Aux termes de l'alinéa 2 de l'article 42 de la loi du 10 juillet 1965 fixant le statut de la copropriété des immeubles bâtis, les actions en contestation des décisions des assemblées générales doivent, à peine de déchéance, être introduites par les copropriétaires opposants ou défaillants dans un délai de deux mois à compter de la notification du procès-verbal d'assemblée.

L'alinéa 3 de l'article 22 de la même loi précise que tout copropriétaire peut déléguer son droit de vote à un mandataire, que ce dernier soit ou non membre du syndicat.

En l'espèce, il ressort du pouvoir qu'il a signé le 25 juin 2019 que le gérant de la Sci [Adresse 4] a donné pouvoir, avec la faculté de le subdéléguer à la personne de son choix, dans le respect de ses consignes de vote, au président de séance pour, en son nom, se présenter à l'assemblée générale des copropriétaires du 27 juin 2019, prendre toutes résolutions nécessaires, et émettre tous votes. Il a autorisé expressément la remise de ce pouvoir à tout participant à l'assemblée générale à défaut d'avoir porté le nom d'un mandataire.

La feuille de présence de l'assemblée générale du 27 juin 2019 mentionne que le mandataire de la Sci [Adresse 4] était M. [W]. Le nom de celui-ci, élu président de séance, a été ajouté sur le pouvoir précité.

En vertu de ce pouvoir qui ne comportait aucune consigne de vote, M. [W] a voté contre la résolution n°15. La Sci [Adresse 4] ne démontre pas que son mandataire était investi d'un mandat exprès de vote de cette résolution et que celui-ci et/ou le syndicat des copropriétaires et/ou les autres copropriétaires ont commis des actes de fraude lors de ce vote.

En tout état de cause, même dans l'hypothèse d'un dépassement ou d'un détournement de mandat, celui-ci ne saurait être opposable au syndicat des copropriétaires et avoir pour effet de vicier le sens du vote émis par le mandataire ayant outrepassé ou méconnu son mandat exprès. Seule compte l'existence du pouvoir donné, et non le sens du vote à faire valoir.

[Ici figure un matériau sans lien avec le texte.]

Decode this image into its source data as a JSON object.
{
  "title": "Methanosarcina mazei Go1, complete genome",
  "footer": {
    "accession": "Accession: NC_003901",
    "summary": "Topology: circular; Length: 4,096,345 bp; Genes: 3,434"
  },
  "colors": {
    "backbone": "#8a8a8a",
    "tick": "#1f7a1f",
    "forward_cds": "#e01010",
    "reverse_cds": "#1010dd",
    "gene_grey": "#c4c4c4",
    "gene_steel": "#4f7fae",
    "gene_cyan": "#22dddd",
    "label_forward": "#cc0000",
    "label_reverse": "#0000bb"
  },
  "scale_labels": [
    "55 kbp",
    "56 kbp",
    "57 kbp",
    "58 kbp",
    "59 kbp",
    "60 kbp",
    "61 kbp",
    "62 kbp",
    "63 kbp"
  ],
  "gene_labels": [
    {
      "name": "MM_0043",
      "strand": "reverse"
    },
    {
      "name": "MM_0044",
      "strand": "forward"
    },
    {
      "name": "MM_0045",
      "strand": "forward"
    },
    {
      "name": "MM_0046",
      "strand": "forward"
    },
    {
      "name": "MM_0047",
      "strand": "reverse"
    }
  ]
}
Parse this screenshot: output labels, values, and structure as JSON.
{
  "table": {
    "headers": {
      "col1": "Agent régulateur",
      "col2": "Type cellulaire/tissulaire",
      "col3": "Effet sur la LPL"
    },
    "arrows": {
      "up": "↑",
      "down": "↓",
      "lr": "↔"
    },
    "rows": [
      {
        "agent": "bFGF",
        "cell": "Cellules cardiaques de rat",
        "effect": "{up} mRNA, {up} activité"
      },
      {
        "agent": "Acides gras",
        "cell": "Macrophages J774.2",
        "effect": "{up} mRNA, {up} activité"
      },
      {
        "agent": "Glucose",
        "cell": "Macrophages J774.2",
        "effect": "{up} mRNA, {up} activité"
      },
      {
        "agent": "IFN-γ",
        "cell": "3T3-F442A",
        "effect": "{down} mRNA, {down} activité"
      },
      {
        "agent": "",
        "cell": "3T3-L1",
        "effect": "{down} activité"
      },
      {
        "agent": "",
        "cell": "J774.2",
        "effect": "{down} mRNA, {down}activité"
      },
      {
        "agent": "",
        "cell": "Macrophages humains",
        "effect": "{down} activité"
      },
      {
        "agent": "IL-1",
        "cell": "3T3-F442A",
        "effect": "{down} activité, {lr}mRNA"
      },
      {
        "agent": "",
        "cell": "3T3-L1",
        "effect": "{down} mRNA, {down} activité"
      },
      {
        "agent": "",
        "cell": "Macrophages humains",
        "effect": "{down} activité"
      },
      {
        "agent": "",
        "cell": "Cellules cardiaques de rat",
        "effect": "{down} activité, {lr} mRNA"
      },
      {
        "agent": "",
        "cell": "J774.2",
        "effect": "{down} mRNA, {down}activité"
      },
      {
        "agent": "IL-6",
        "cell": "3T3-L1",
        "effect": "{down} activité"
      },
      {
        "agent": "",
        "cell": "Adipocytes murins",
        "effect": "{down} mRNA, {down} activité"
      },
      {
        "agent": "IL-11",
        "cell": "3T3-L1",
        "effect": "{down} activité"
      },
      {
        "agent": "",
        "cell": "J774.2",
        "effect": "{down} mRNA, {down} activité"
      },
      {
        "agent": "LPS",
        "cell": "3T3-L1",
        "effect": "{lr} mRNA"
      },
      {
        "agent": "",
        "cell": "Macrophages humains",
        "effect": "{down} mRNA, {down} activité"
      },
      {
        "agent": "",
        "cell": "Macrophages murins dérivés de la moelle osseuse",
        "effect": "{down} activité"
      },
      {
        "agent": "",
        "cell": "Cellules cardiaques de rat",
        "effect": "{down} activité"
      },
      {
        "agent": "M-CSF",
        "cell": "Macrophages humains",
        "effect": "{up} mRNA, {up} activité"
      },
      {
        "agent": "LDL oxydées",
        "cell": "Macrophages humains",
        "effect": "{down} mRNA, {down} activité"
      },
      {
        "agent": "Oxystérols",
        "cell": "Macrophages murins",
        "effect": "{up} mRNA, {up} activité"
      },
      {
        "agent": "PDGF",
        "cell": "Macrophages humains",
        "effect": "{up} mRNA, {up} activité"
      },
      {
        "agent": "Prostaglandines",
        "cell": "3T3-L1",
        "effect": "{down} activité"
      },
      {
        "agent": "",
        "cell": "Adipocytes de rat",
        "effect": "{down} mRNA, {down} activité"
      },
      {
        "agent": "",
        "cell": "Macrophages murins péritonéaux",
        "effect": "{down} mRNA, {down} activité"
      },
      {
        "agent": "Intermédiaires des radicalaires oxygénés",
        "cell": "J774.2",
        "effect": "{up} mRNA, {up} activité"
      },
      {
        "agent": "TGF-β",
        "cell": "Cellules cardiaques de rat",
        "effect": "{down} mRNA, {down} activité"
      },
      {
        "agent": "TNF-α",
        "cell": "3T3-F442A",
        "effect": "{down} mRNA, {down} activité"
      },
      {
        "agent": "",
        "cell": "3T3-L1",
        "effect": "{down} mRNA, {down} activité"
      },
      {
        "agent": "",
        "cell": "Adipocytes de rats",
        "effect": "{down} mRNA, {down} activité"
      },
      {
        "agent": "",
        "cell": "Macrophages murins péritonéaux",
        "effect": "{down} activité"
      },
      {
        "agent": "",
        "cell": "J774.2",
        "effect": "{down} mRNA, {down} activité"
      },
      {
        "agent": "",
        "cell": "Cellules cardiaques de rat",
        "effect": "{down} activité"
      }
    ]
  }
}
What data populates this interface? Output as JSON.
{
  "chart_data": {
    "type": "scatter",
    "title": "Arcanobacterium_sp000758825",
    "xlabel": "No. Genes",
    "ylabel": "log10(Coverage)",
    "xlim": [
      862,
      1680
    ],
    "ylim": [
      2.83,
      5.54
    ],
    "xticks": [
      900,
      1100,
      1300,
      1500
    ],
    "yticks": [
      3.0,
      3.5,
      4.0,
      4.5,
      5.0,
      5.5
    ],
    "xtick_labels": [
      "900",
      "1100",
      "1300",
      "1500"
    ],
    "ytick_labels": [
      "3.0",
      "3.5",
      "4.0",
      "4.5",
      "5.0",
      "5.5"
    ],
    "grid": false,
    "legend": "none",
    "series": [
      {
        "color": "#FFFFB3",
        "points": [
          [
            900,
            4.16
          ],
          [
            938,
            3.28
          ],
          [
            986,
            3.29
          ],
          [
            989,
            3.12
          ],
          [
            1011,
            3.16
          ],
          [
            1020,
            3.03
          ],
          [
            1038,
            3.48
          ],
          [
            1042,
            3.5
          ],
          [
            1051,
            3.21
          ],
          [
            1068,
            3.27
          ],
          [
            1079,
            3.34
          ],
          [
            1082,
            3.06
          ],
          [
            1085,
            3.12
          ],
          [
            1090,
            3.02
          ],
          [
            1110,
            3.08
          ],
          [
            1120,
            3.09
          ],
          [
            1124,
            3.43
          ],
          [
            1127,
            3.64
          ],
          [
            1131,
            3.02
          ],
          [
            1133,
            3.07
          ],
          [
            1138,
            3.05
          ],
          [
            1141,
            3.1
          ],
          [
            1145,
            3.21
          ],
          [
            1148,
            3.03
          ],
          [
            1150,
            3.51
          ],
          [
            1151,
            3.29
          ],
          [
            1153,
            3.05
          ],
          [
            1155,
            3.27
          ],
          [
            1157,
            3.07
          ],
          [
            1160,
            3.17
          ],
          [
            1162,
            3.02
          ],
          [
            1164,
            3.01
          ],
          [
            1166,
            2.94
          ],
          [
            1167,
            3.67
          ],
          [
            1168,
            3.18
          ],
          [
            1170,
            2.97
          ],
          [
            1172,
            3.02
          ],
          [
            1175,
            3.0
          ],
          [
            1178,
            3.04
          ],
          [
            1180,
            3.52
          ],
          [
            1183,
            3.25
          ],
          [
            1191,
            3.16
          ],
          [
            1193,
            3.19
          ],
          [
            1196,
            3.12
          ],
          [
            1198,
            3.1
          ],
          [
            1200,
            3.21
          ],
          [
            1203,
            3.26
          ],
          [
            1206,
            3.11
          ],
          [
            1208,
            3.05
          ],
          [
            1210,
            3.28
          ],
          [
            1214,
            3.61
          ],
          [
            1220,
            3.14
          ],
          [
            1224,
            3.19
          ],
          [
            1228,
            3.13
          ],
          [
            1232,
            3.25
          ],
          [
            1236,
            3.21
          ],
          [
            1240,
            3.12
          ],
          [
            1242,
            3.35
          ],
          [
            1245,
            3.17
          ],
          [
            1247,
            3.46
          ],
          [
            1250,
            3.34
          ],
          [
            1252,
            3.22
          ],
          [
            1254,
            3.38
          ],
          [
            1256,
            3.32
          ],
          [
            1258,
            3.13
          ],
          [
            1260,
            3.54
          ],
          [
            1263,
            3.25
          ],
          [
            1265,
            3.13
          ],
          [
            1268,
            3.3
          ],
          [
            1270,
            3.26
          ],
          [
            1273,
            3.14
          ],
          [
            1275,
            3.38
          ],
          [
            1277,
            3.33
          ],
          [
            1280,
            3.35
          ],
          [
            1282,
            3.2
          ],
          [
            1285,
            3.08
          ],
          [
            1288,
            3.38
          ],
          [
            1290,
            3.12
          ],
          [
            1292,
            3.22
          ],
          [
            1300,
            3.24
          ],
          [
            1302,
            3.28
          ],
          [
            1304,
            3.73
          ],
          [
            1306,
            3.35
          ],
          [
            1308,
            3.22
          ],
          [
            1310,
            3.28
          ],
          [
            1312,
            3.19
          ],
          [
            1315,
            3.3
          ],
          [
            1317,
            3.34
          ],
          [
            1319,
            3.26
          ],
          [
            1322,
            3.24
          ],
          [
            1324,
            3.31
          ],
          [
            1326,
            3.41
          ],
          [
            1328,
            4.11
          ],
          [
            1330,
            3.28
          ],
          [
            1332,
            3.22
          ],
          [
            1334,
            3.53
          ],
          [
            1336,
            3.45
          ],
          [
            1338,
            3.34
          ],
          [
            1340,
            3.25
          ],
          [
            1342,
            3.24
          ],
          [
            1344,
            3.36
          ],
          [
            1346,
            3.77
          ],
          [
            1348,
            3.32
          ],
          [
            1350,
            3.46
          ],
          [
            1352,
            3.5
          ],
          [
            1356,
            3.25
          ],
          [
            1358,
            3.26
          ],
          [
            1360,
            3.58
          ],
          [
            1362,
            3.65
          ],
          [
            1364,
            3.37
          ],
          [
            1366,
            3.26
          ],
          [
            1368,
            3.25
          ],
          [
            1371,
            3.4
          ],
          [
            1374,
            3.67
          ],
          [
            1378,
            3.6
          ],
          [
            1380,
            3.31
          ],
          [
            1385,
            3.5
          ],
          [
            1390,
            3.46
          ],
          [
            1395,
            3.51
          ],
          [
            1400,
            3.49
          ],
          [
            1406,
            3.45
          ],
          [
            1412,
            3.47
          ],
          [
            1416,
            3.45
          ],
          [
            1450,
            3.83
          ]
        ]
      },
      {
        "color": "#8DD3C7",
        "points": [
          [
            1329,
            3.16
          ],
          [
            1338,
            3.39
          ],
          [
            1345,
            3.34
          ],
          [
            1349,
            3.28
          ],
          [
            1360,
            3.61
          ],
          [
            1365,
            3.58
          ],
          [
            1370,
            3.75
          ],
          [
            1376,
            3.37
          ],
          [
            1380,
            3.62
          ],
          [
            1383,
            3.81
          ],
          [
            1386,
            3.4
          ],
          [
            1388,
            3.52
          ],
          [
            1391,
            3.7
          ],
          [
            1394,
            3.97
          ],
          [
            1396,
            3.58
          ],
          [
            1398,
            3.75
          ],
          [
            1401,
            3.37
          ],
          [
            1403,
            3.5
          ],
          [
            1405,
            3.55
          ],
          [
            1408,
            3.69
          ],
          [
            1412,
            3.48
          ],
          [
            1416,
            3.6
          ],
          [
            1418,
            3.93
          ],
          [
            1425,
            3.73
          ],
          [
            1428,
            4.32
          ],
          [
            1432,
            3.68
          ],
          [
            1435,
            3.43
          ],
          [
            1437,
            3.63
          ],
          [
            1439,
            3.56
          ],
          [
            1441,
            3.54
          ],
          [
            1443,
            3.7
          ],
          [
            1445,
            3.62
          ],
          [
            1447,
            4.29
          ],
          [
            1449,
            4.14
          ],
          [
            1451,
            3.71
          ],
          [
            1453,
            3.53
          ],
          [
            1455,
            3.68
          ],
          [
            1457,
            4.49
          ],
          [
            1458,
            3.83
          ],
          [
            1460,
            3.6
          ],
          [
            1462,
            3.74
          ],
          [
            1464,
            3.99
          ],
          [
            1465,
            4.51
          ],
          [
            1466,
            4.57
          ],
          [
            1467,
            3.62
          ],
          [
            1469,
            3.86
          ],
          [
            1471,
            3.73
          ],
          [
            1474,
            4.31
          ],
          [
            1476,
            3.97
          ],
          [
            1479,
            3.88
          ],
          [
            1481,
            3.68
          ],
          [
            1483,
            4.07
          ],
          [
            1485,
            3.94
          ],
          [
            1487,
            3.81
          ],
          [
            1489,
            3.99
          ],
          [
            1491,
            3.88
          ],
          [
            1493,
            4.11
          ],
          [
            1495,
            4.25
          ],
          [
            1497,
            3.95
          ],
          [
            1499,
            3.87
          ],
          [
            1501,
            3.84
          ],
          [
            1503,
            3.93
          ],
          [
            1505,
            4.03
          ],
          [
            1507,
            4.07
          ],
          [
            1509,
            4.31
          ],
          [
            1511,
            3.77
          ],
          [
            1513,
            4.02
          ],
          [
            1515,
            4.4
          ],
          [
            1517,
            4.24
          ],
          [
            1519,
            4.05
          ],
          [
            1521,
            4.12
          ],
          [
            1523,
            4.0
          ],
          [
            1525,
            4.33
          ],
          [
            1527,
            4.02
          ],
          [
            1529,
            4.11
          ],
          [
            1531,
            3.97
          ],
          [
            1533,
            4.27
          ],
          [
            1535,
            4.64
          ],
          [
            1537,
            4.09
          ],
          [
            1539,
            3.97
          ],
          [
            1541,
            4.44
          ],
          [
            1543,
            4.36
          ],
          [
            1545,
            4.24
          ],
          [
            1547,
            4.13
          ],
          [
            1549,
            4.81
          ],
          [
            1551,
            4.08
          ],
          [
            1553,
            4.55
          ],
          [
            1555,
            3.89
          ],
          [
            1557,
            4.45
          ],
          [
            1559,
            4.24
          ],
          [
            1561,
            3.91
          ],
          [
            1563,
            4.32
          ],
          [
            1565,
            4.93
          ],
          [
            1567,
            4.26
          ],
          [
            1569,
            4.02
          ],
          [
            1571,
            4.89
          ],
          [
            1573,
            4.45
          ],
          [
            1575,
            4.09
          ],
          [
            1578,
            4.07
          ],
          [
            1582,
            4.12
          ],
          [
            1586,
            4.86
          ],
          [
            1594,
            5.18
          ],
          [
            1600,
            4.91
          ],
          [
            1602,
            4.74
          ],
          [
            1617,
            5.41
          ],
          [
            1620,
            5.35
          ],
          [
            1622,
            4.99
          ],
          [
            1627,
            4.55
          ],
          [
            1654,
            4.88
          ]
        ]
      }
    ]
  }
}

La Sci [Adresse 4] n'a donc pas la qualité de copropriétaire opposant. Son affirmation selon laquelle le vote de son mandataire ne concorde pas avec ses intérêts est inopérante à lui conférer ladite qualité.

Elle n'a pas davantage la qualité de copropriétaire défaillant, dès lors qu'elle était représentée lors de l'assemblée générale du 27 juin 2019.

En conséquence, faute de qualité pour agir de la Sci [Adresse 4], elle est irrecevable en sa demande d'annulation de la résolution n°15. La décision du premier juge ayant statué en ce sens sera confirmée.

Sur la prescription acquisitive abrégée du sous-sol situé sous le lot n°1

La Sci [Adresse 4] expose que son lot, actuellement loué, est indissociable des locaux se trouvant au sous-sol, accessibles uniquement par un escalier depuis son local au rez-de-chaussée et ne figurant pas dans le règlement de copropriété ; que la surface de son lot de 170,70 m², dont 28,47 m² et 12,14 m² correspondent respectivement aux remises 1 et 2, inclut nécessairement les locaux situés en sous-sol ; que ces remises ne peuvent que correspondre à ceux-ci ; que le diagnostic amiante réalisé le 1er avril 2008 vise les deux niveaux de son lot ; qu'elle règle une taxe foncière et des charges de copropriété sur ceux-ci.

Elle ajoute qu'elle dispose d'un juste titre même si les titres de propriété qu'elle produit ne mentionnent pas le sous-sol ; qu'elle a acquis son lot de bonne foi de M. et Mme [E] le 5 avril 2011 lesquels l'avaient acheté à la société Caal le 3 décembre 2005 ; que leurs possessions respectives jointes n'ont pas été remises en cause avant l'assemblée générale du 27 juin 2019 et ont été exercées de manière continue, non interrompue, paisible, publique, non équivoque, et à titre de propriétaire pendant plus de dix ans.

Le syndicat des copropriétaires répond que la Sci [Adresse 4] n'a pas qualité pour revendiquer le bénéfice de la prescription abrégée ; qu'elle ne démontre pas détenir un juste titre ; que le titre de celle-ci situe le lot au rez-de-chaussée et pas en sous-sol ; que la mention d'une superficie ou un diagnostic technique ne constitue pas un titre de propriété au sens de l'article 2272 du code civil ; que tant la Sci [Adresse 4] que son prédécesseur ont toujours su que le sous-sol ne leur appartenait pas.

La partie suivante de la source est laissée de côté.